Даже пришлось встряхнуть вожжами, чтобы резвая рысь лошади встряхнула заодно и пассажирку.
– Наслушались наши барышни от унтеров и штаб-офицеров, то есть от тех, кого это, к несчастью, коснулось или кому небезразлично… – продолжила Юлия, правя коляску в сторону Театральной площади. – Впрочем, это и так всем известно, что положение в госпиталях с лекарствами ужасно. Вот и собрали денег, сколь могли.
Она виновато пожала плечами, сама поддавшись умилению княжны: «В самом деле, вчера Агата Матильде глаз подбила за гривенный, а сегодня из пуфика дюжинный червонец выпорола платиновый[53], что на корову отложен был в видах пенсии».
Машенька молчала, а Юлия продолжала объяснять:
– Тут немного, поскольку барышни наши давно уж обслуживают унтеров за какую-нибудь безделицу из французского ранца, а господ офицеров так и вовсе в кредит.

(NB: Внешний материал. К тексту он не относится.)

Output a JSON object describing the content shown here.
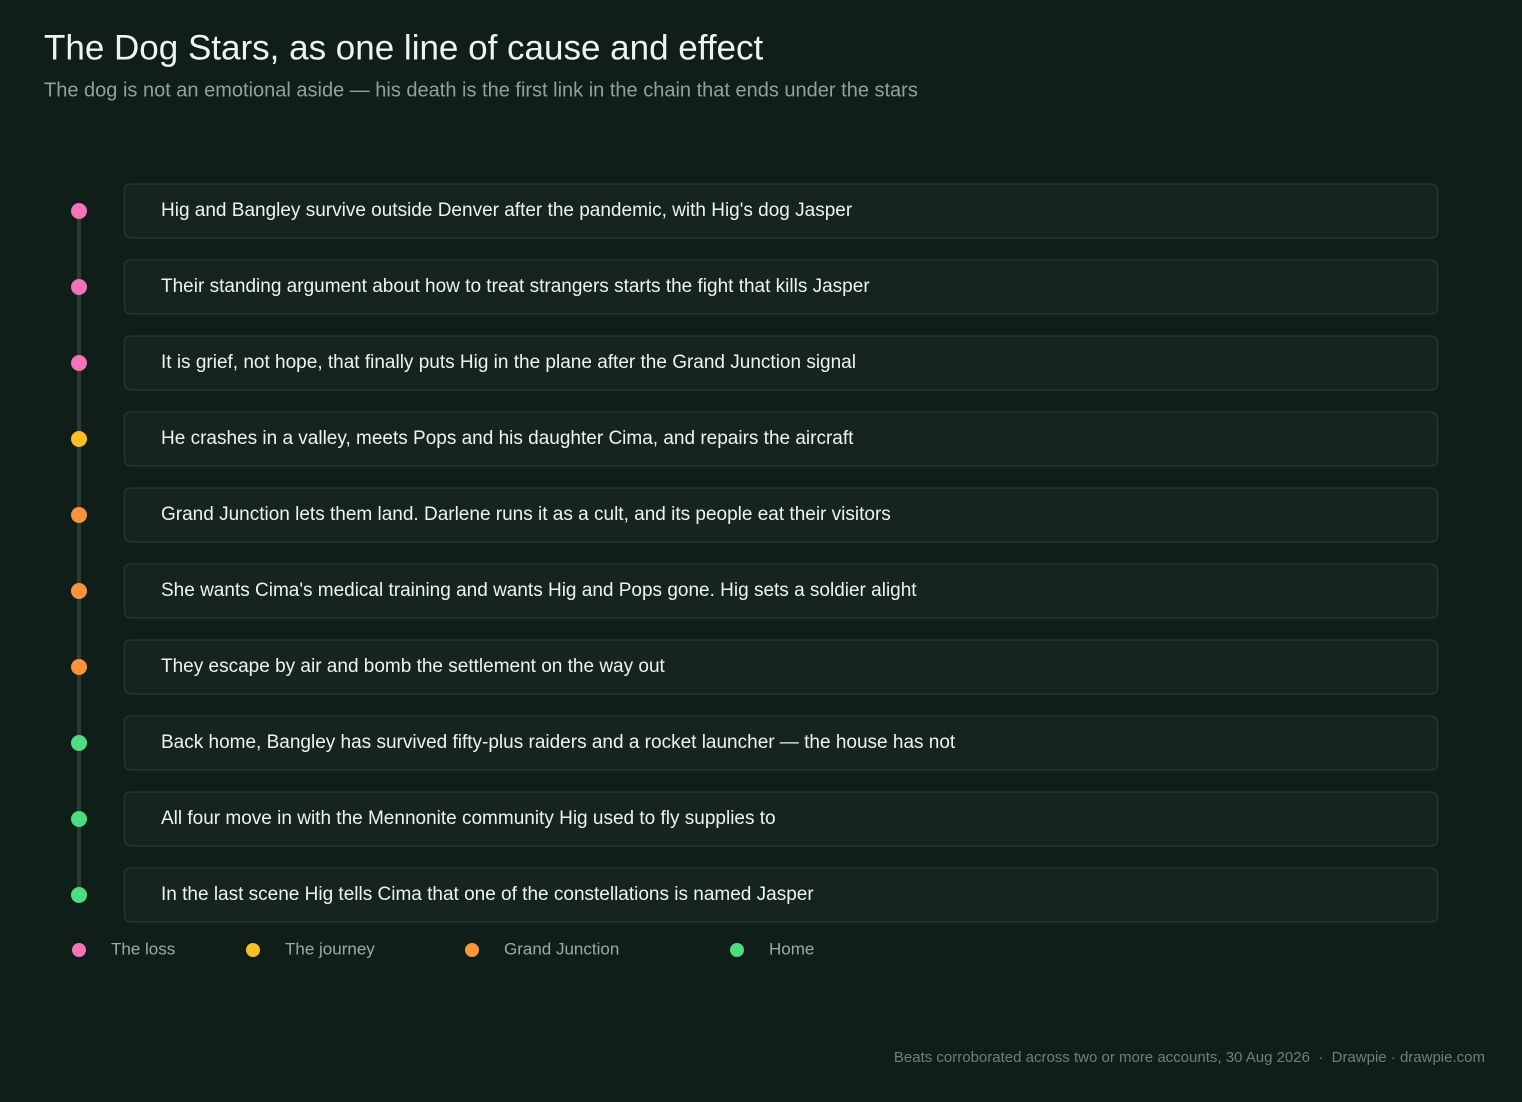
{
  "header": {
    "title": "The Dog Stars, as one line of cause and effect",
    "subtitle": "The dog is not an emotional aside — his death is the first link in the chain that ends under the stars"
  },
  "steps": [
    {
      "text": "Hig and Bangley survive outside Denver after the pandemic, with Hig's dog Jasper",
      "color": "#f472b6"
    },
    {
      "text": "Their standing argument about how to treat strangers starts the fight that kills Jasper",
      "color": "#f472b6"
    },
    {
      "text": "It is grief, not hope, that finally puts Hig in the plane after the Grand Junction signal",
      "color": "#f472b6"
    },
    {
      "text": "He crashes in a valley, meets Pops and his daughter Cima, and repairs the aircraft",
      "color": "#fbbf24"
    },
    {
      "text": "Grand Junction lets them land. Darlene runs it as a cult, and its people eat their visitors",
      "color": "#fb923c"
    },
    {
      "text": "She wants Cima's medical training and wants Hig and Pops gone. Hig sets a soldier alight",
      "color": "#fb923c"
    },
    {
      "text": "They escape by air and bomb the settlement on the way out",
      "color": "#fb923c"
    },
    {
      "text": "Back home, Bangley has survived fifty-plus raiders and a rocket launcher — the house has not",
      "color": "#4ade80"
    },
    {
      "text": "All four move in with the Mennonite community Hig used to fly supplies to",
      "color": "#4ade80"
    },
    {
      "text": "In the last scene Hig tells Cima that one of the constellations is named Jasper",
      "color": "#4ade80"
    }
  ],
  "legend": [
    {
      "name": "The loss",
      "color": "#f472b6"
    },
    {
      "name": "The journey",
      "color": "#fbbf24"
    },
    {
      "name": "Grand Junction",
      "color": "#fb923c"
    },
    {
      "name": "Home",
      "color": "#4ade80"
    }
  ],
  "footer": "Beats corroborated across two or more accounts, 30 Aug 2026  ·  Drawpie · drawpie.com"
}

И все-таки… Я думаю, на пять тысяч можно изрядно закупить камфары, йоду, корпии, чего там еще, бог весть. Список нам составил один фельдшер из числа постоянных гостей мадам. Говорит, с перевязочными средствами совсем плохо, хоть подолом раны протирай[54], – она покачала головой, очевидно, хорошо представляя себе предмет, о котором говорила.

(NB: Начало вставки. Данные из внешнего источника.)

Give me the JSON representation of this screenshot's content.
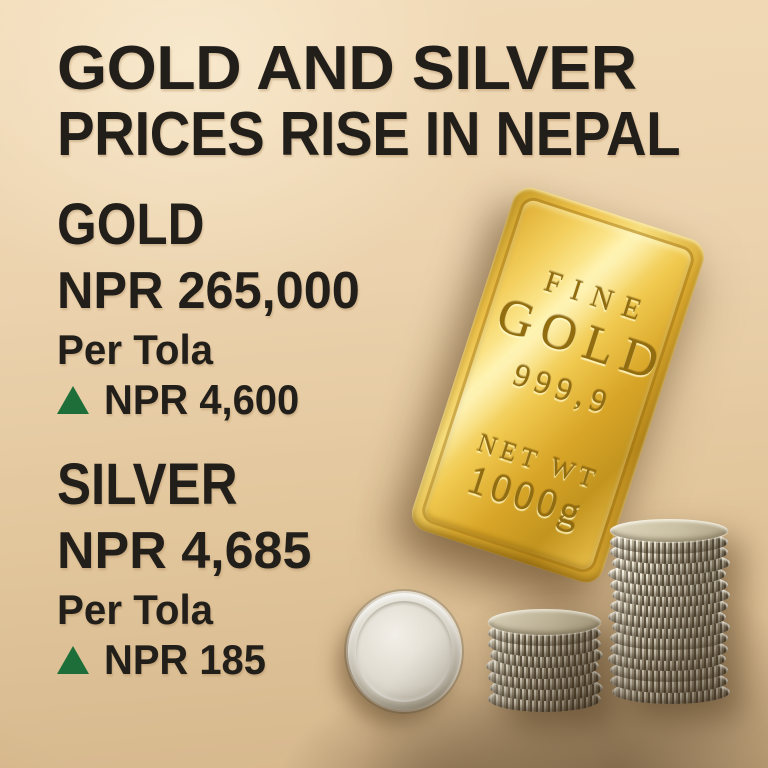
{
  "title": {
    "line1": "GOLD AND SILVER",
    "line2": "PRICES RISE IN NEPAL"
  },
  "gold": {
    "heading": "GOLD",
    "price": "NPR 265,000",
    "unit": "Per Tola",
    "change": "NPR 4,600",
    "change_direction": "up"
  },
  "silver": {
    "heading": "SILVER",
    "price": "NPR 4,685",
    "unit": "Per Tola",
    "change": "NPR 185",
    "change_direction": "up"
  },
  "gold_bar": {
    "fine_label": "FINE",
    "metal_label": "GOLD",
    "purity": "999,9",
    "net_wt_label": "NET WT",
    "weight": "1000g"
  },
  "illustration": {
    "single_coin_count": 1,
    "short_stack_coins": 8,
    "tall_stack_coins": 16
  },
  "colors": {
    "background_top": "#f1dab7",
    "background_bottom": "#d6b78c",
    "headline_text": "#221f1b",
    "up_green": "#1d6e38",
    "gold_bar": "#e9bf45",
    "silver_coin": "#d9d4c6"
  }
}
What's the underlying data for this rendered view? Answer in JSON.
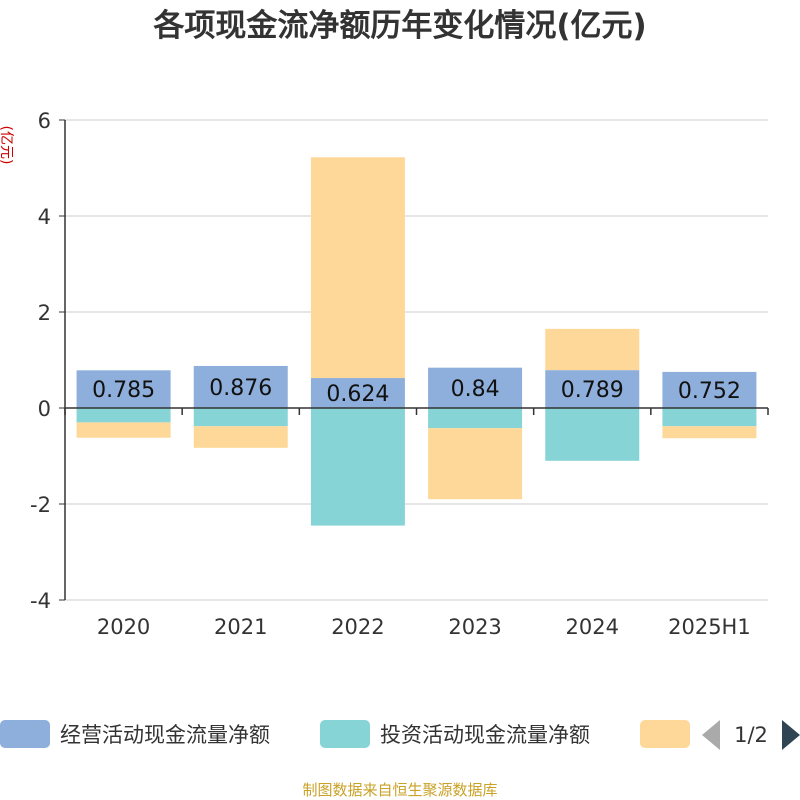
{
  "chart_data": {
    "type": "bar",
    "stacked": true,
    "title": "各项现金流净额历年变化情况(亿元)",
    "unit_label": "(亿元)",
    "categories": [
      "2020",
      "2021",
      "2022",
      "2023",
      "2024",
      "2025H1"
    ],
    "ylim": [
      -4,
      6
    ],
    "yticks": [
      "6",
      "4",
      "2",
      "0",
      "-2",
      "-4"
    ],
    "grid": true,
    "legend_position": "bottom",
    "series": [
      {
        "name": "经营活动现金流量净额",
        "color": "#8eaedb",
        "values": [
          0.785,
          0.876,
          0.624,
          0.84,
          0.789,
          0.752
        ],
        "labels": [
          "0.785",
          "0.876",
          "0.624",
          "0.84",
          "0.789",
          "0.752"
        ]
      },
      {
        "name": "投资活动现金流量净额",
        "color": "#86d4d6",
        "values": [
          -0.3,
          -0.38,
          -2.45,
          -0.42,
          -1.1,
          -0.38
        ]
      },
      {
        "name": "",
        "color": "#fed899",
        "values": [
          -0.32,
          -0.45,
          4.6,
          -1.48,
          0.86,
          -0.25
        ]
      }
    ],
    "legend_page": "1/2",
    "source_note": "制图数据来自恒生聚源数据库"
  }
}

И это все более заставляло Машу чувствовать себя рядом с ней совершенным ребенком, нисколько не знающим жизни. Тогда как «мадемуазель» дома терпимости, едва старшая ее на год-два, рассуждала куда трезвее салонных стратегов из отцовской курительной комнаты.
– Только доставить груз нужно адресно, чтоб не растаскали без толку, да того хуже – не разворовали. Прислать, скажем, на лазарет, что за Чесменским редутом. Я и сама видела, у них там совсем скверно с перевязками, корпия вся сальная, лен застиран.
– Сами видели?! – ахнула Маша, которую отец загонял с дворней в погреб, стоило бомбе упасть в начале улицы.
– Да, – равнодушно кивнула Юлия, очевидно не усматривая ничего героического в том, чтобы «быть на бастионах».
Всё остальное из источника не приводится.